Why the Left is still important to India
Left leaders understand it is not only important, but essential to fashion party politics in an understanding of India
The rise and rise of the Aam Aadmi Party (AAP) in New Delhi has been the subject of much comment and admiration in recent days, including among the mainstream Left parties which have been in the forefront of trying to stitch up an anti-Congress and anti-Bharatiya Janata Party (BJP) alliance before or after the general elections to combat the twin evils of corruption and communalism.
If the Congress is stunned by its rout in Delhi and the BJP grumpily wonders who and what this Johnny-come-lately party is about, the Left leaders seem torn between wary caution and outspoken enthusiasm. Those from the latter school of thought celebrate the fact that the AAP has managed to stop the BJP in its tracks in the capital. But there are others who believe that the AAP should be kept at arm’s length and not only because it is not yet clear whether the AAP has the staying power that is requisite for a long life in politics.
Still, the fact is that the AAP has managed to upstage both the Congress and the Left, whose traditional voting bastions have variously been the poor and the unprivileged — India’s toiling masses.
The question, however, is why the Left has not been able to expand its presence both in urban India and rural Bharat, save for Tripura, Kerala and West Bengal. In a country like India, which is always ripe for picking because of the several problems that besiege it constantly, the Left should always have been in the forefront, articulating both unhappiness and dissent about economic and social policies and forging an alternative that promised to wipe tears from every eye.

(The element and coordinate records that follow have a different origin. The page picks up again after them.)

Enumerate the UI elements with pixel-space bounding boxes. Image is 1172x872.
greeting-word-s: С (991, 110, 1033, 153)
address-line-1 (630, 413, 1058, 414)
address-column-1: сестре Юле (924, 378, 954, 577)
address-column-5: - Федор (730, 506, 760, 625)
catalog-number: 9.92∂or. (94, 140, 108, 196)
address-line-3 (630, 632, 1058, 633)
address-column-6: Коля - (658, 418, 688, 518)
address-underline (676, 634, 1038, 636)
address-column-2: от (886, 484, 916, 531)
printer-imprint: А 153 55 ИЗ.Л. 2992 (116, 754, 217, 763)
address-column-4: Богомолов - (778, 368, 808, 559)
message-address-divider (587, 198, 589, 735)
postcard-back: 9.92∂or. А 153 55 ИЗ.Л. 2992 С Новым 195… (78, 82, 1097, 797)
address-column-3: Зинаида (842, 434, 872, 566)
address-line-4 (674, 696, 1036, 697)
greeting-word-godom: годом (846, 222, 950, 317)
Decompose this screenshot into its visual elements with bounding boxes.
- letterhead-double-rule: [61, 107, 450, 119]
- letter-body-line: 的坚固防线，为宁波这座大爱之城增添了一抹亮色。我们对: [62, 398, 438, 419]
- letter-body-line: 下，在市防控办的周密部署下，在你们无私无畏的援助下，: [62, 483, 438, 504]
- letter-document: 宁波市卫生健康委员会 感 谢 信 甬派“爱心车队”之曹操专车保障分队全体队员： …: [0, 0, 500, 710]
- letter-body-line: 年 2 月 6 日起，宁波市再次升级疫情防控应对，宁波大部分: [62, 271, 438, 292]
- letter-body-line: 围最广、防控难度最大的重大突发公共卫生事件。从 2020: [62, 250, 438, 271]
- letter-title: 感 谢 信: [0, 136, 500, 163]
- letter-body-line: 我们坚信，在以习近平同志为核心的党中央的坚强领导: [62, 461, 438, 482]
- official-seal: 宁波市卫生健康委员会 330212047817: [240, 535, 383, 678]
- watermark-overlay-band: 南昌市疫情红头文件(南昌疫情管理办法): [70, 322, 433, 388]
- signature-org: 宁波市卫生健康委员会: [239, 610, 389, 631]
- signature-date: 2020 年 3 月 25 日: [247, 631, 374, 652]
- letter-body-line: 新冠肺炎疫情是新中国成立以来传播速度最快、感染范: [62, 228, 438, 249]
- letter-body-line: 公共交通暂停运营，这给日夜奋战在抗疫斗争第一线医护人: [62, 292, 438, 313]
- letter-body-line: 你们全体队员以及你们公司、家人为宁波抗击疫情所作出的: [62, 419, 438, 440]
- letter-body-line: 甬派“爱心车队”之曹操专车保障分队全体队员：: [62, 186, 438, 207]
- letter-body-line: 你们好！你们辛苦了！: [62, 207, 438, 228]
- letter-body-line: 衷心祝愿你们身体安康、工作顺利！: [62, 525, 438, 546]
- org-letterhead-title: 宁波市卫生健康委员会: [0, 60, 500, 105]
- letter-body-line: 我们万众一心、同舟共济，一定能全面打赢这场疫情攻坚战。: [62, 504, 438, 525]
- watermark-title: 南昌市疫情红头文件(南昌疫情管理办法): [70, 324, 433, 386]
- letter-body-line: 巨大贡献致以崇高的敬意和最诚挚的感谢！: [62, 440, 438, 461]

Unfortunately, the Communist Party of India, a prominent left-wing party, refused to allow its senior leader, Jyoti Basu, to become prime minister in 1987, and again in 2008, withdrew from the Congress-led United Progressive Alliance government over the Indo-US nuclear deal. But the truth is that the reason UPA-2 has found itself anchorless and rudderless and unable to check rampant corruption is because the staying hand of the Left was missing.
Over the decades, Left leaders have understood that it is not only important, but essential to fashion party politics in an understanding of India that cannot be limited by parameters of class, caste and prejudice.
If the AAP had gone by the Left argument — which suggested that the party did not have a base in Delhi, it would never have dared to form a political party only a year ago and contest elections. The truth is that the AAP dared to dream big.
Now that it has won, the AAP has decided not to ally with any other political party. Not with the left-of-centre Congress because it is allegedly corrupt, not with the BJP because it is communal and not with the Left either, because it is supposedly steeped in outdated ideology. Some AAP leaders understand well the dangers of an urban party’s ‘anti-political’ stand that largely believes in the ‘sab politicians chor hain’ (all politicians are corrupt) school of thought.
For the Left, as general elections approach, the time has come for it to reach out to like-minded parties such as the Congress as it did in 2004. To argue that the Congress Party’s economic policies have destroyed India in the last decade should not mean that the Left cannot find like-minded people inside the Congress who have the courage to change those policies and rediscover the face of the aam aadmi in whose name India should be ruled.
The Left is far too important to be politically marginalised even further. It speaks up for egalitarian justice and more equal rights for all. It must fulfil its own destiny by reaching out and stabilising political formations that have been temporarily blinded by the razzle-dazzle of economic and political extremism. By restoring the idea of India to itself, the Left will be finally ready to take on the divisive challenges that people like Narendra Modi embody. The time is here and now.
Published in The Express Tribune, January 10th, 2014.